Mr Hare also reminded me of the observations of the court in Jagivan, above, to the effect that in matters of sexual misconduct the court may be in as good a position as a tribunal to decide on public protection, or the reputation of the profession.
I am satisfied that there has been no error of approach by the MPT in this case. The failure of analysis of aggravating features to which Kerr J referred in Arunachalam must been seen against his observation that there had been negligible discussion of erasure by the tribunal in that case: “really just an announcement of the decision to impose that sanction” (at [70]). In this case the MPT considered a number of features in detail, including the fact that it was “one episode of misconduct, relating to one patient” and that Dr Sastry was not providing similar treatment in the UK.
The observations in Bawa-Garba, set out above, are of particular relevance here. Where it comes to an evaluation of clinical behaviour and the treatment of patients, particularly in connection with a sophisticated procedure like autologous cell transfer, a court is totally ill-equipped to arrive at a view of what public protection and reputation of the profession requires. It would be wrong to substitute its own untutored view for that of a panel drawn from the profession in question.
The MPT here was not obliged to apply the sanction sought by the GMC. For the reasons which it gave, it came to the view that proper protection of the public and the profession required the more serious sanction. I can see no proper reason for interfering with that decision.
Dishonesty
The complaint regarding dishonesty is that the tribunal effectively made and relied on findings about Dr Sastry’s (dis)honesty without there being any formal charges for him to meet through evidence. Ms O’Rourke referred me in this context to Chauhan v.
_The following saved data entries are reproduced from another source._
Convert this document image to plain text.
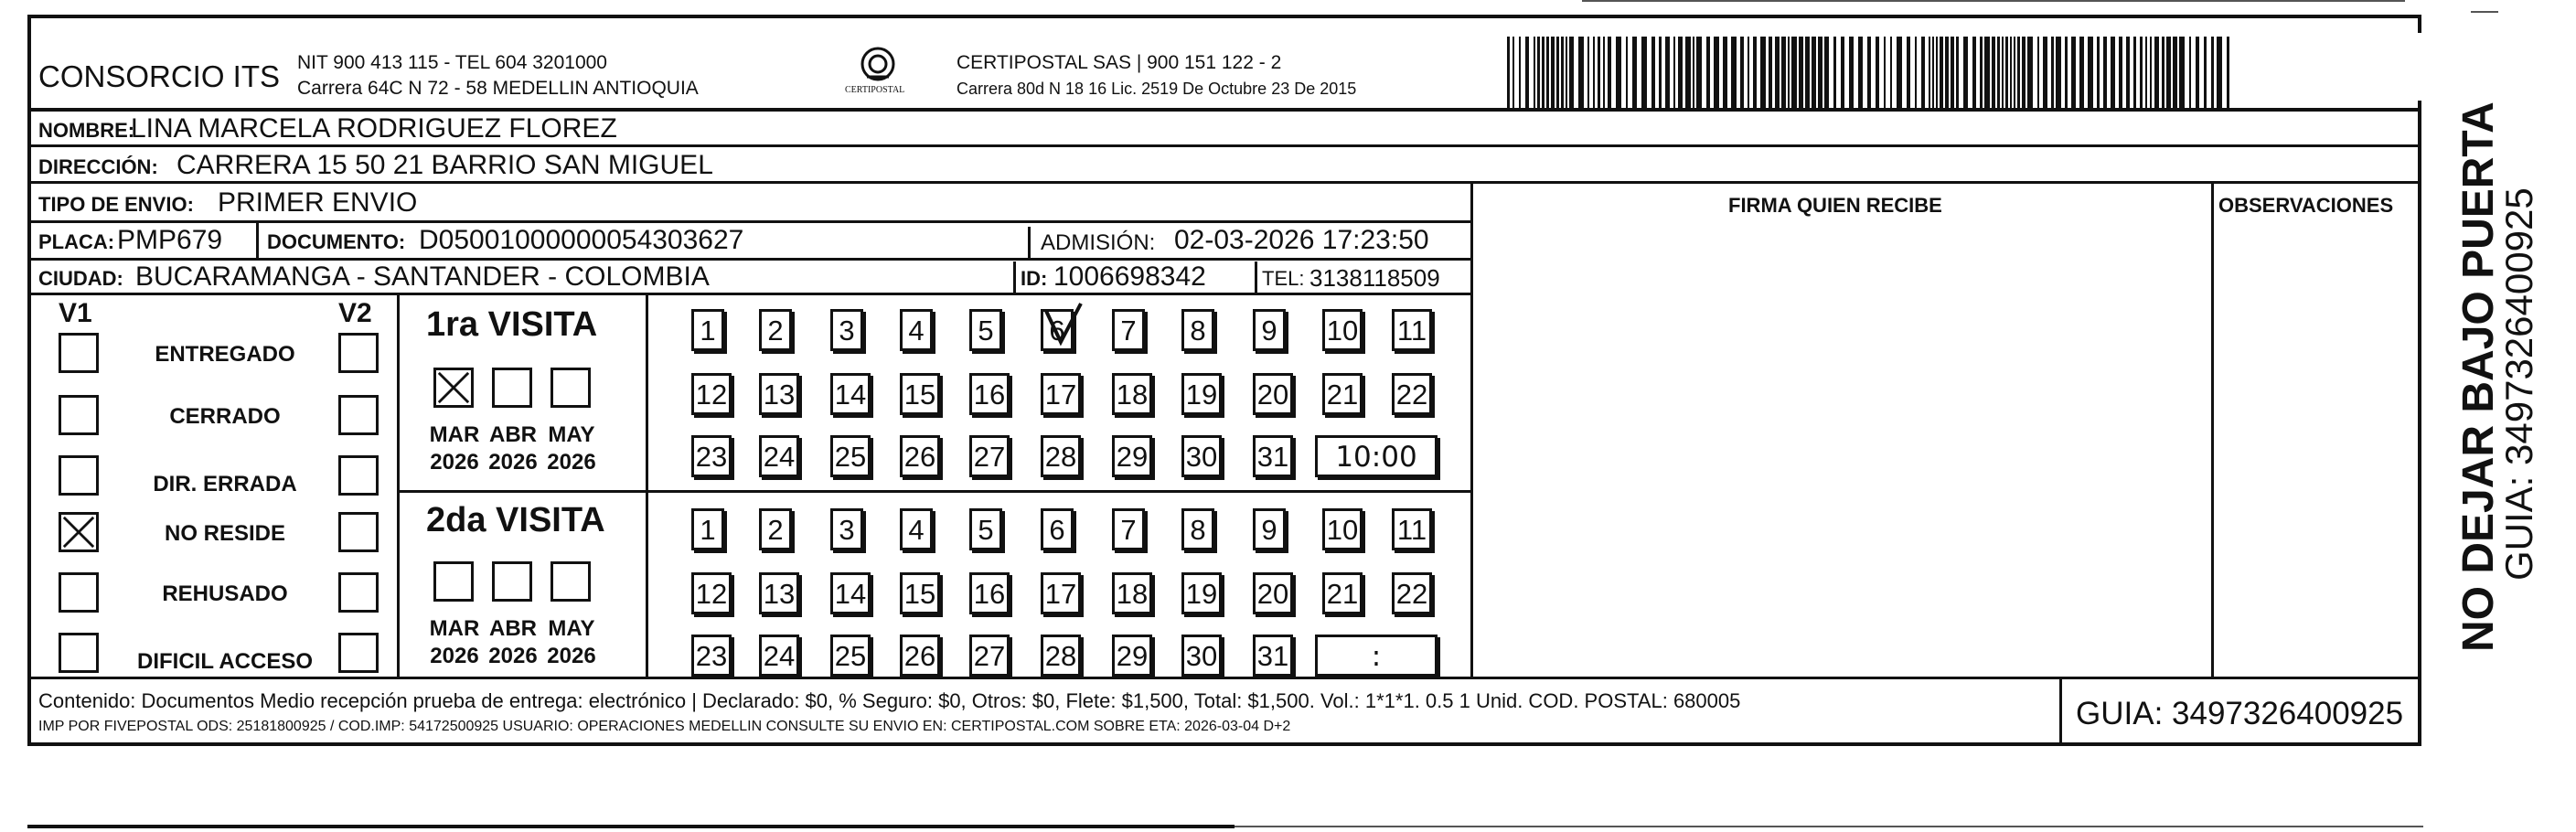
CONSORCIO ITS NIT 900 413 115 - TEL 604 3201000
Carrera 64C N 72 - 58 MEDELLIN ANTIOQUIA	CERTIPOSTAL
CERTIPOSTAL SAS | 900 151 122 - 2
Carrera 80d N 18 16 Lic. 2519 De Octubre 23 De 2015
NOMBRE:
LINA MARCELA RODRIGUEZ FLOREZ
DIRECCIÓN: CARRERA 15 50 21 BARRIO SAN MIGUEL
TIPO DE ENVIO: PRIMER ENVIO
PLACA: PMP679 DOCUMENTO: D05001000000054303627	ADMISIÓN: 02-03-2026 17:23:50
CIUDAD: BUCARAMANGA - SANTANDER - COLOMBIA	ID: 1006698342	TEL: 3138118509
FIRMA QUIEN RECIBE	OBSERVACIONES
V1	V2
ENTREGADO
CERRADO
DIR. ERRADA
NO RESIDE
REHUSADO
DIFICIL ACCESO
1ra VISITA
MAR
2026
ABR
2026
MAY
2026
1	2	3	4	5	6	7	8	9	10 11
12 13 14 15 16 17 18 19 20 21 22
23 24 25 26 27 28 29 30 31	10:00
2da VISITA
MAR
2026
ABR
2026
MAY
2026
1	2	3	4	5	6	7	8	9	10 11
12 13 14 15 16 17 18 19 20 21 22
23 24 25 26 27 28 29 30 31	:
Contenido: Documentos Medio recepción prueba de entrega: electrónico | Declarado: $0, % Seguro: $0, Otros: $0, Flete: $1,500, Total: $1,500. Vol.: 1*1*1. 0.5 1 Unid. COD. POSTAL: 680005
IMP POR FIVEPOSTAL ODS: 25181800925 / COD.IMP: 54172500925 USUARIO: OPERACIONES MEDELLIN CONSULTE SU ENVIO EN: CERTIPOSTAL.COM SOBRE ETA: 2026-03-04 D+2	GUIA: 3497326400925
NO DEJAR BAJO PUERTA
GUIA: 3497326400925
General Medical Council [2010] EWHC 2093 (Admin). In that case a tribunal had made findings, inter alia, that the appellant had dishonestly exaggerated his evidence in interview for a post, which findings King J overturned on appeal on the basis that there had been no formal charge setting out the complaint.
The situation in Chauhan is to be distinguished, however, from one where a tribunal has decided that a doctor has given dishonest evidence in relation to the allegations which he faces. A doctor’s credibility and the way he gives his evidence are clearly relevant matters going to his fitness to practise generally. In case authority were needed for what seems to me to be a self-evident proposition, Mr Hare referred me to NicholasPillai v. General Medical Council [2009] EWHC 1048 (Admin), per Mitting J at [18][21].
Conclusion
For the reasons given above, this appeal is dismissed.